Dämmung des Dachs
Eine Dämmung des Dachs erzielt in der Regel Einsparungen von bis zu 20 Prozent beim Heizbedarf. Außerdem verbessert sich das Klima in den oberen Geschossen, weil sich das Dach im Sommer durch bessere Dämmwerrte weniger aufheizt. Hierbei gibt es verschiedene Vorgehensweisen:
Die Dämmung der obersten Geschossdecke ist meist eine relativ simple und kostengünstige Möglichkeit, um die Heizkosten zu senken. Das ist dann möglich, wenn zwischen Geschossdecke und Dach ein Hohlraum ist. Der Dämmstoff wird ausgelegt oder geschüttet. Wenn der Stoff nicht begehbar ist, kann er anschließend mit Brettern begehbar gemacht werden. Bei dieser Art der Dämmung ist keine Dampfsperre notwendig. Als Mindeststärke gelten zwölf Zentimeter Dämmung.
Bei allen anderen Dämmungsarten am Dach muss insbesondere darauf geachtet werden, dass sich nirgendwo Tauwasser sammelt. Das gilt sowohl für die Untersparren- als auch für die Vollsparrendämmung.
Unter- oder Zwischensparrendämmung wird eingesetzt, wenn hinter dem Dämmstoff ein Hohlraum bleibt. Der ist notwendig, wenn keine diffusionsoffene Unterspannbahn eingezogen ist. Dann muss der Dämmstoff hinterlüftet sein, damit er nicht schimmelt.

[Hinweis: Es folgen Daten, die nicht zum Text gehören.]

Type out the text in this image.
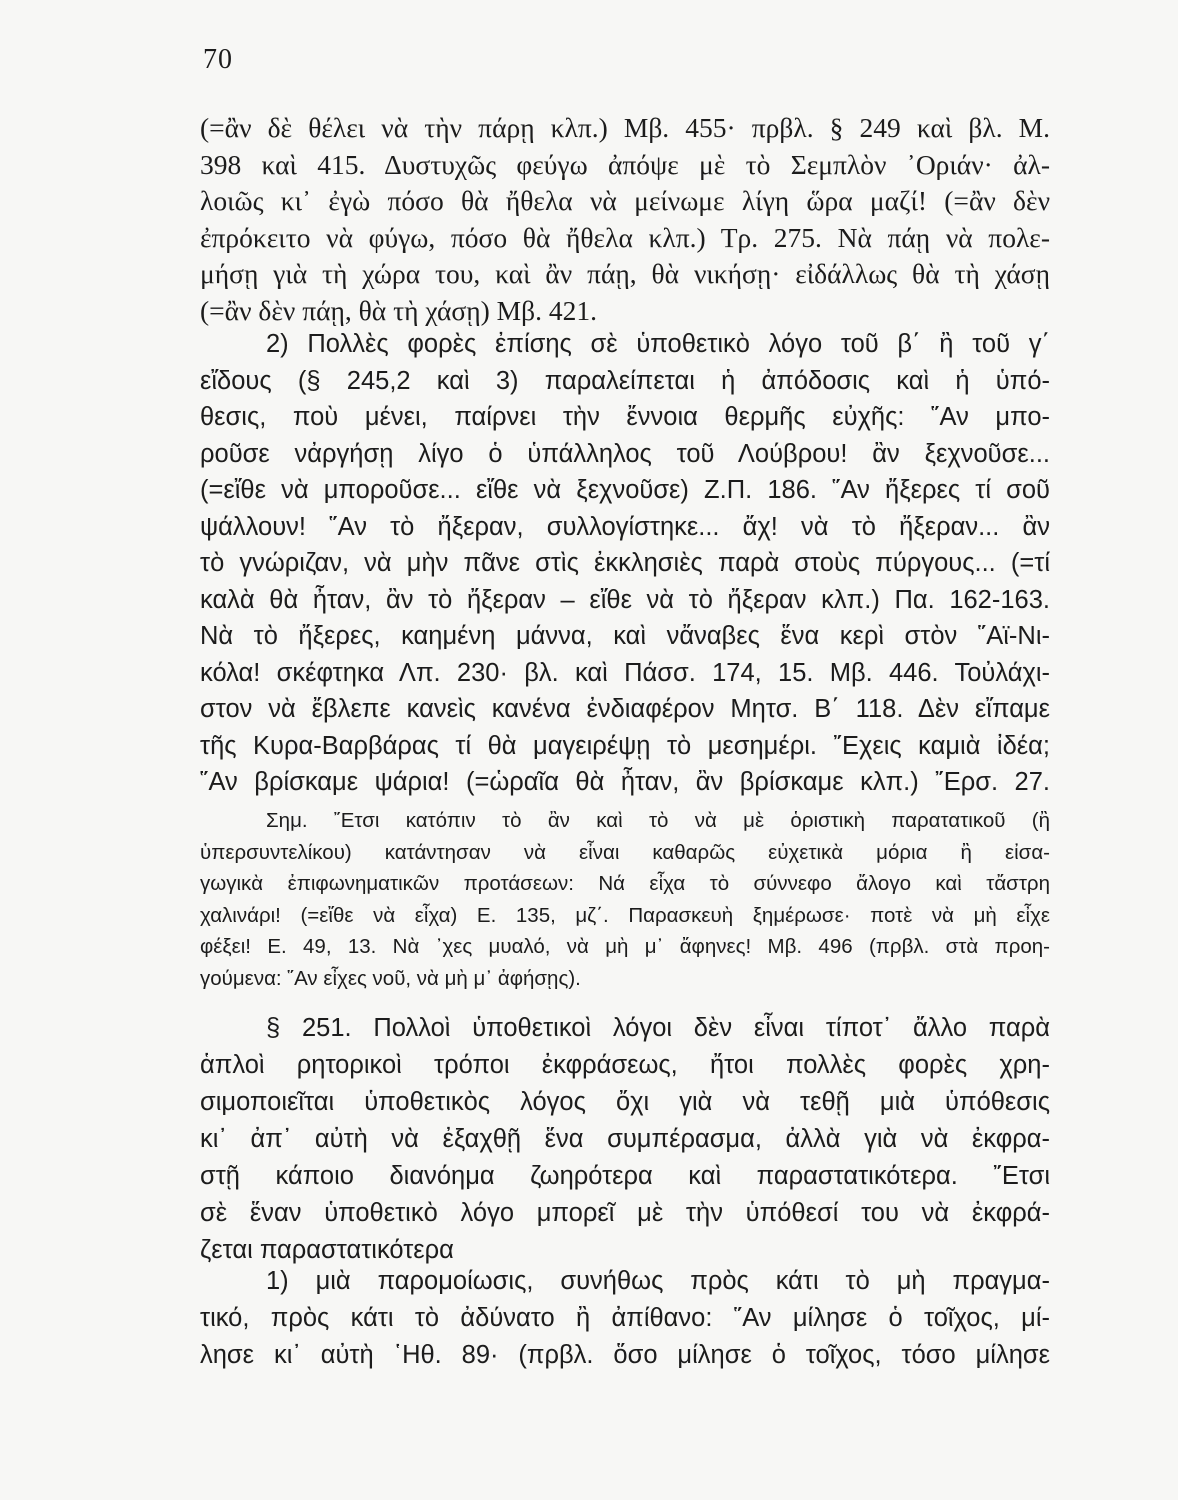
70
(=ἂν δὲ θέλει νὰ τὴν πάρῃ κλπ.) Μβ. 455· πρβλ. § 249 καὶ βλ. Μ.
398 καὶ 415. Δυστυχῶς φεύγω ἀπόψε μὲ τὸ Σεμπλὸν ᾿Οριάν· ἀλ-
λοιῶς κι᾿ ἐγὼ πόσο θὰ ἤθελα νὰ μείνωμε λίγη ὥρα μαζί! (=ἂν δὲν
ἐπρόκειτο νὰ φύγω, πόσο θὰ ἤθελα κλπ.) Τρ. 275. Νὰ πάῃ νὰ πολε-
μήσῃ γιὰ τὴ χώρα του, καὶ ἂν πάῃ, θὰ νικήσῃ· εἰδάλλως θὰ τὴ χάσῃ
(=ἂν δὲν πάῃ, θὰ τὴ χάσῃ) Μβ. 421.
2) Πολλὲς φορὲς ἐπίσης σὲ ὑποθετικὸ λόγο τοῦ β΄ ἢ τοῦ γ΄
εἴδους (§ 245,2 καὶ 3) παραλείπεται ἡ ἀπόδοσις καὶ ἡ ὑπό-
θεσις, ποὺ μένει, παίρνει τὴν ἔννοια θερμῆς εὐχῆς: ῞Αν μπο-
ροῦσε νἀργήσῃ λίγο ὁ ὑπάλληλος τοῦ Λούβρου! ἂν ξεχνοῦσε...
(=εἴθε νὰ μποροῦσε... εἴθε νὰ ξεχνοῦσε) Ζ.Π. 186. ῞Αν ἤξερες τί σοῦ
ψάλλουν! ῞Αν τὸ ἤξεραν, συλλογίστηκε... ἄχ! νὰ τὸ ἤξεραν... ἂν
τὸ γνώριζαν, νὰ μὴν πᾶνε στὶς ἐκκλησιὲς παρὰ στοὺς πύργους... (=τί
καλὰ θὰ ἦταν, ἂν τὸ ἤξεραν – εἴθε νὰ τὸ ἤξεραν κλπ.) Πα. 162-163.
Νὰ τὸ ἤξερες, καημένη μάννα, καὶ νἄναβες ἕνα κερὶ στὸν ῞Αϊ-Νι-
κόλα! σκέφτηκα Λπ. 230· βλ. καὶ Πάσσ. 174, 15. Μβ. 446. Τοὐλάχι-
στον νὰ ἔβλεπε κανεὶς κανένα ἐνδιαφέρον Μητσ. Β΄ 118. Δὲν εἴπαμε
τῆς Κυρα-Βαρβάρας τί θὰ μαγειρέψῃ τὸ μεσημέρι. ῎Εχεις καμιὰ ἰδέα;
῞Αν βρίσκαμε ψάρια! (=ὡραῖα θὰ ἦταν, ἂν βρίσκαμε κλπ.) ῎Ερσ. 27.
Σημ. ῎Ετσι κατόπιν τὸ ἂν καὶ τὸ νὰ μὲ ὁριστικὴ παρατατικοῦ (ἢ
ὑπερσυντελίκου) κατάντησαν νὰ εἶναι καθαρῶς εὐχετικὰ μόρια ἢ εἰσα-
γωγικὰ ἐπιφωνηματικῶν προτάσεων: Νά εἶχα τὸ σύννεφο ἄλογο καὶ τἄστρη
χαλινάρι! (=εἴθε νὰ εἶχα) Ε. 135, μζ΄. Παρασκευὴ ξημέρωσε· ποτὲ νὰ μὴ εἶχε
φέξει! Ε. 49, 13. Νὰ ᾿χες μυαλό, νὰ μὴ μ᾿ ἄφηνες! Μβ. 496 (πρβλ. στὰ προη-
γούμενα: ῞Αν εἶχες νοῦ, νὰ μὴ μ᾿ ἀφήσῃς).
§ 251. Πολλοὶ ὑποθετικοὶ λόγοι δὲν εἶναι τίποτ᾿ ἄλλο παρὰ
ἁπλοὶ ρητορικοὶ τρόποι ἐκφράσεως, ἤτοι πολλὲς φορὲς χρη-
σιμοποιεῖται ὑποθετικὸς λόγος ὄχι γιὰ νὰ τεθῇ μιὰ ὑπόθεσις
κι᾿ ἀπ᾿ αὐτὴ νὰ ἐξαχθῇ ἕνα συμπέρασμα, ἀλλὰ γιὰ νὰ ἐκφρα-
στῇ κάποιο διανόημα ζωηρότερα καὶ παραστατικότερα. ῎Ετσι
σὲ ἕναν ὑποθετικὸ λόγο μπορεῖ μὲ τὴν ὑπόθεσί του νὰ ἐκφρά-
ζεται παραστατικότερα
1) μιὰ παρομοίωσις, συνήθως πρὸς κάτι τὸ μὴ πραγμα-
τικό, πρὸς κάτι τὸ ἀδύνατο ἢ ἀπίθανο: ῞Αν μίλησε ὁ τοῖχος, μί-
λησε κι᾿ αὐτὴ ῾Ηθ. 89· (πρβλ. ὅσο μίλησε ὁ τοῖχος, τόσο μίλησε
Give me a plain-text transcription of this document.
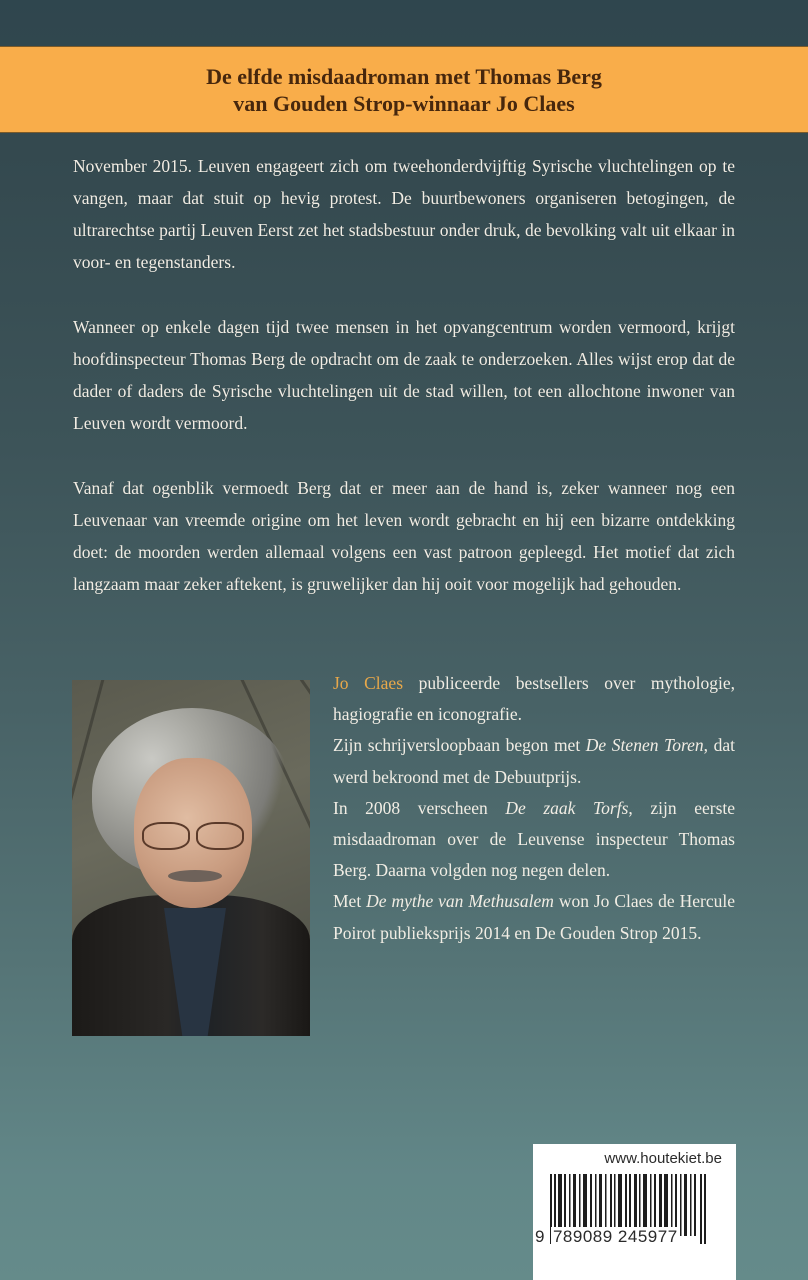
De elfde misdaadroman met Thomas Berg
van Gouden Strop-winnaar Jo Claes

November 2015. Leuven engageert zich om tweehonderdvijftig Syrische vluchtelingen op te vangen, maar dat stuit op hevig protest. De buurtbewoners organiseren betogingen, de ultrarechtse partij Leuven Eerst zet het stadsbestuur onder druk, de bevolking valt uit elkaar in voor- en tegenstanders.

Wanneer op enkele dagen tijd twee mensen in het opvangcentrum worden vermoord, krijgt hoofdinspecteur Thomas Berg de opdracht om de zaak te onderzoeken. Alles wijst erop dat de dader of daders de Syrische vluchtelingen uit de stad willen, tot een allochtone inwoner van Leuven wordt vermoord.

Vanaf dat ogenblik vermoedt Berg dat er meer aan de hand is, zeker wanneer nog een Leuvenaar van vreemde origine om het leven wordt gebracht en hij een bizarre ontdekking doet: de moorden werden allemaal volgens een vast patroon gepleegd. Het motief dat zich langzaam maar zeker aftekent, is gruwelijker dan hij ooit voor mogelijk had gehouden.

Jo Claes publiceerde bestsellers over mythologie, hagiografie en iconografie.
Zijn schrijversloopbaan begon met De Stenen Toren, dat werd bekroond met de Debuutprijs.
In 2008 verscheen De zaak Torfs, zijn eerste misdaadroman over de Leuvense inspecteur Thomas Berg. Daarna volgden nog negen delen.
Met De mythe van Methusalem won Jo Claes de Hercule Poirot publieksprijs 2014 en De Gouden Strop 2015.

www.houtekiet.be
9 789089 245977
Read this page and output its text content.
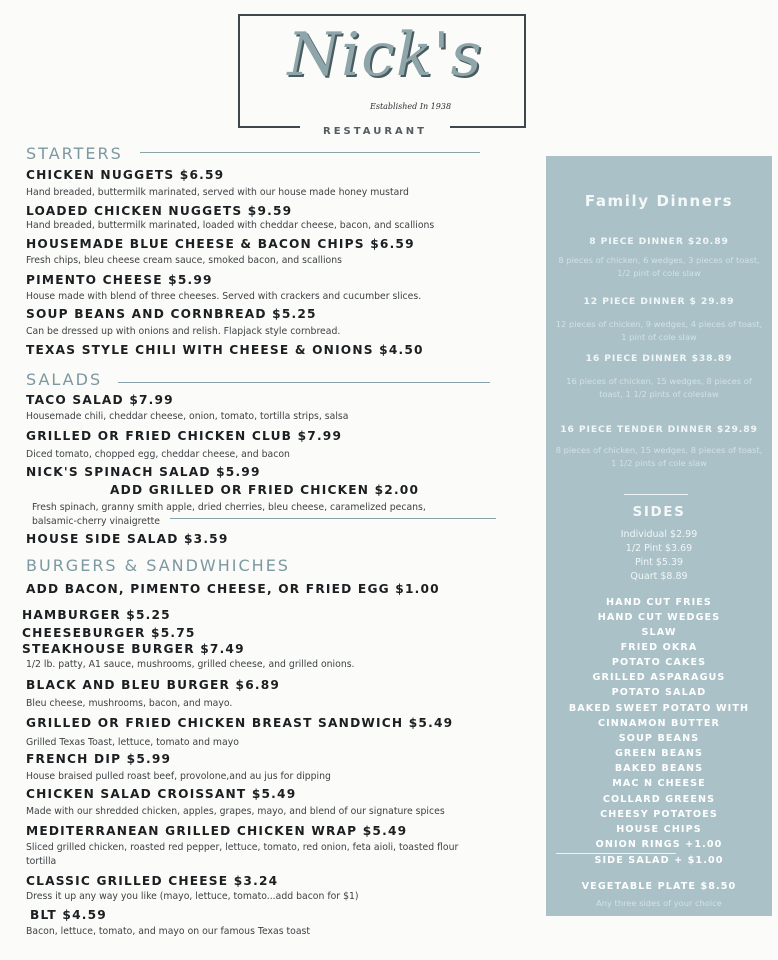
Nick's
Established In 1938
RESTAURANT
STARTERS
CHICKEN NUGGETS $6.59
Hand breaded, buttermilk marinated, served with our house made honey mustard
LOADED CHICKEN NUGGETS $9.59
Hand breaded, buttermilk marinated, loaded with cheddar cheese, bacon, and scallions
HOUSEMADE BLUE CHEESE & BACON CHIPS $6.59
Fresh chips, bleu cheese cream sauce, smoked bacon, and scallions
PIMENTO CHEESE $5.99
House made with blend of three cheeses. Served with crackers and cucumber slices.
SOUP BEANS AND CORNBREAD $5.25
Can be dressed up with onions and relish. Flapjack style cornbread.
TEXAS STYLE CHILI WITH CHEESE & ONIONS $4.50
SALADS
TACO SALAD $7.99
Housemade chili, cheddar cheese, onion, tomato, tortilla strips, salsa
GRILLED OR FRIED CHICKEN CLUB $7.99
Diced tomato, chopped egg, cheddar cheese, and bacon
NICK'S SPINACH SALAD $5.99
ADD GRILLED OR FRIED CHICKEN $2.00
Fresh spinach, granny smith apple, dried cherries, bleu cheese, caramelized pecans,
balsamic-cherry vinaigrette
HOUSE SIDE SALAD $3.59
BURGERS & SANDWHICHES
ADD BACON, PIMENTO CHEESE, OR FRIED EGG $1.00
HAMBURGER $5.25
CHEESEBURGER $5.75
STEAKHOUSE BURGER $7.49
1/2 lb. patty, A1 sauce, mushrooms, grilled cheese, and grilled onions.
BLACK AND BLEU BURGER $6.89
Bleu cheese, mushrooms, bacon, and mayo.
GRILLED OR FRIED CHICKEN BREAST SANDWICH $5.49
Grilled Texas Toast, lettuce, tomato and mayo
FRENCH DIP $5.99
House braised pulled roast beef, provolone,and au jus for dipping
CHICKEN SALAD CROISSANT $5.49
Made with our shredded chicken, apples, grapes, mayo, and blend of our signature spices
MEDITERRANEAN GRILLED CHICKEN WRAP $5.49
Sliced grilled chicken, roasted red pepper, lettuce, tomato, red onion, feta aioli, toasted flour
tortilla
CLASSIC GRILLED CHEESE $3.24
Dress it up any way you like (mayo, lettuce, tomato...add bacon for $1)
BLT $4.59
Bacon, lettuce, tomato, and mayo on our famous Texas toast
Family Dinners
8 PIECE DINNER $20.89
8 pieces of chicken, 6 wedges, 3 pieces of toast, 1/2 pint of cole slaw
12 PIECE DINNER $ 29.89
12 pieces of chicken, 9 wedges, 4 pieces of toast, 1 pint of cole slaw
16 PIECE DINNER $38.89
16 pieces of chicken, 15 wedges, 8 pieces of toast, 1 1/2 pints of coleslaw
16 PIECE TENDER DINNER $29.89
8 pieces of chicken, 15 wedges, 8 pieces of toast, 1 1/2 pints of cole slaw
SIDES
Individual $2.99
1/2 Pint $3.69
Pint $5.39
Quart $8.89
HAND CUT FRIES
HAND CUT WEDGES
SLAW
FRIED OKRA
POTATO CAKES
GRILLED ASPARAGUS
POTATO SALAD
BAKED SWEET POTATO WITH
CINNAMON BUTTER
SOUP BEANS
GREEN BEANS
BAKED BEANS
MAC N CHEESE
COLLARD GREENS
CHEESY POTATOES
HOUSE CHIPS
ONION RINGS +1.00
SIDE SALAD + $1.00
VEGETABLE PLATE $8.50
Any three sides of your choice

Bei der Vollsparrendämmung wird der komplette Hohlraum zwischen den Sparren ausgefüllt.
Bei beiden Verfahren bildet eine Luftdichtheitssperre den Abschluss. Entscheidend ist bei der Dämmung die sachgerechte Ausführung. Vor allem muss eine Beschädigung der Dampfsperren vermieden werden.
Die Dicke der Dämmung hängt von den verwendeten Materialien ab. Denkbar sind Mineralfasern, Polystyrol, aber auch Materialien wie Holzweichfasern, Zelluloseflocken oder Hanf. Zelluloseflocken bieten den Vorteil, dass sie auch in schlecht erreichbare Ecken eingeblasen werden können.
Wird das Dach neu gedeckt oder wird neu gebaut kommt die Aufsparrendämmung infrage. Dabei wird die Dämmschicht außen auf dem Dach unter den Ziegeln angebracht. Auf die Sparren wird eine Holzschalung verlegt, dann die Schalungsbahn und die Dämmschicht.
Egal wie gedämmt wird: Risse und Lücken müssen vermieden werden. Sie führen dazu, dass Feuchtigkeit eindringen kann. Das macht die Dämmung unwirksam und kann das Holz des Dachstuhls faulen lassen.
Dach kann Energie einsammeln
Neben der Dämmung spielen die Möglichkeiten zur Energiegewinnung eine große Rolle. Mittlerweile gibt es einige Systeme, bei denen Sonnenkollektoren oder Solarthermie nicht auf dem Dach montiert werden, sondern die herkömmlichen Dachsteine oder Ziegel komplett ersetzen.
So hat Systaic hat ein Energiedach entwickelt, die Abwärme bei der Stromproduktion wird als Heizwärme genutzt. Den Preis gibt Systaic mit zirka 4600 Euro pro Kilowatt Peak (zuzüglich Mehrwertsteuer) an. Mit dem Sunroof hat Roto seit Anfang 2009 ebenfalls ein integriertes Solarsystem am Markt, das als Ganzdachlösung Solarthermie mit Fotovoltaik verbindet. Tegosolar von Onduline basiert auf der Schindel. Eternit hat mit Solesia seit Februar 2010 Dachsteine im Programm, die Fotovoltaik-Funktion übernehmen und in das Dach integriert sind. Die Dachziegelwerke Nelskamp und die Solardachpfannen GmbH haben Solarthermie-Kollektoren aus eloxiertem Aluminium entwickelt, die wie Dachsteine aussehen und statt Ziegeln montiert werden.